R is *case sensitive*.

Elementary commands consist of either *expressions* or *assignmnts*.

Commands are separated either by a semi-colon (';'), or by a newline. Elementary commands can be grouped together into one compound expression by braces ('{'} and '}'). *Comments* can be put almost anywhere, starting with a hasmhark ('#'), everything to the end of the line is a comment.

If a command is not complete at the end of a line, R will give a different prompt, by default '+' on second and subsequent lines and continue to read input until the command is syntactically complete.

## __1.9 Recall and correction of previous commands__

The vertical arrow keys on the keyboard can be used to scroll forward and backward through a *command history*.

The recall and editing capabilities under UNIX are highly customizable. You can find out how to do this by reading the manual entry for the __readline__ library.

## __1.10 Executing commands from or diverting output to a file__

> If commands are stored in an external file, say *commands.R* in the working directory *work*, they may be executed at any time in an R session with the command __source("commands.R")__

For Windows __Source__ is also available on the __File__ menu. The function *sink*, __sink("record.lis")__ will divert all subsequent output from the console to an external file, *record.lis*. The command __sink()__ restores it to the console once again.

## __1.11 Data permanency and removing objects__

> The entities that R creates and maniputes are known as *objects*. These may be variables, arrays of numbers, character strings functions, or more general structures built from such components.

> During an R session, objects are created and stored by name.
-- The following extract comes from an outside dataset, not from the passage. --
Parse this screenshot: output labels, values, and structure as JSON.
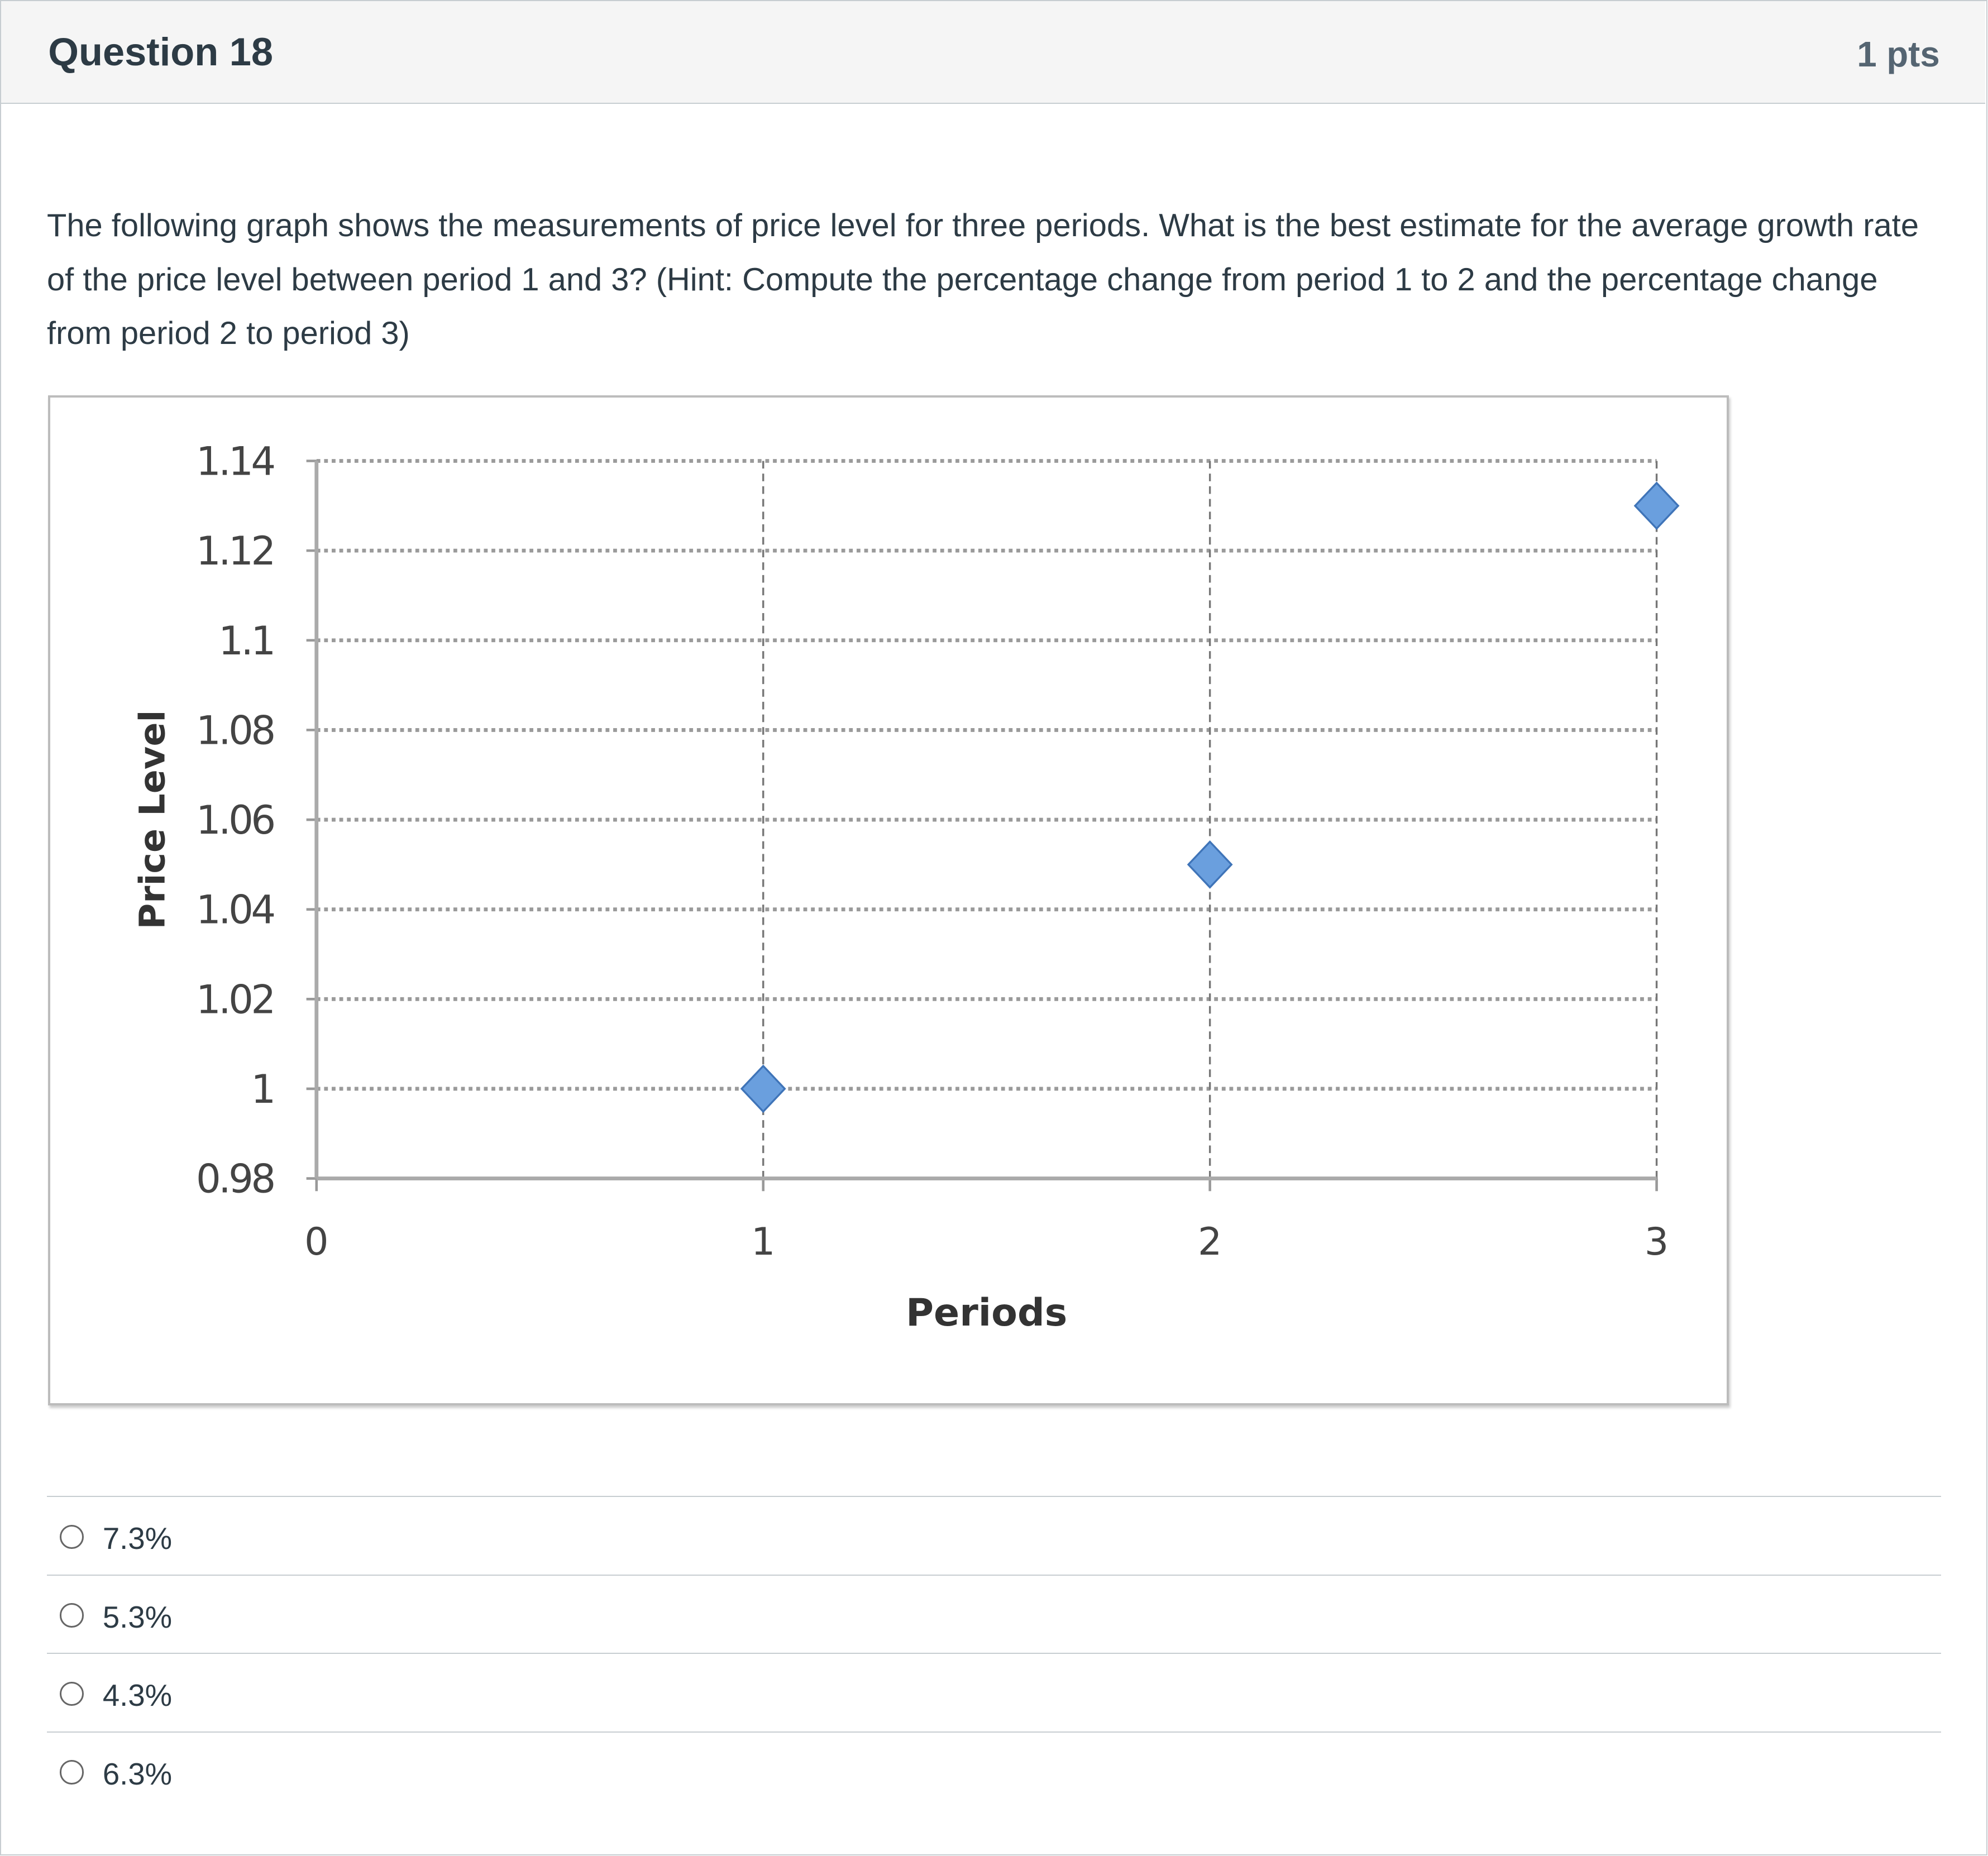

The R commands __objects()__ (alternatively, __ls()__) can be used to display the names of (most of) the objects which are currently stored within R. The collections of objects currently stored is called the *workspace*.

To remove objects the function __rm__ is available.

For example:
__rm(x,y,z,ink,junk,temp,foo,bar)__

> All objects created during an R session can be stored permanently in a file for use in future R sessions At the end of each R session you are given the opportunity to save all the currently available objects. If you indicate that you want to do this, the objects are written to a file called __*.RData*__ in the current directory, and the command lines used in the session are saved to a file called __*.Rhistory*__.

>When R is started at later time from the same directory it reloads the workspace from this file. At the same time the associated commands history is reloaded.

>It is recommended that you should use separate working directories for analyses conducted with R. It is quite common for objects with names *x* and *y* to be created during an analysis. Names like this are often meaningful in the context of a single analysis, but it can be quite hard to decide what they might be when the several analyses have been conducted in the same directory.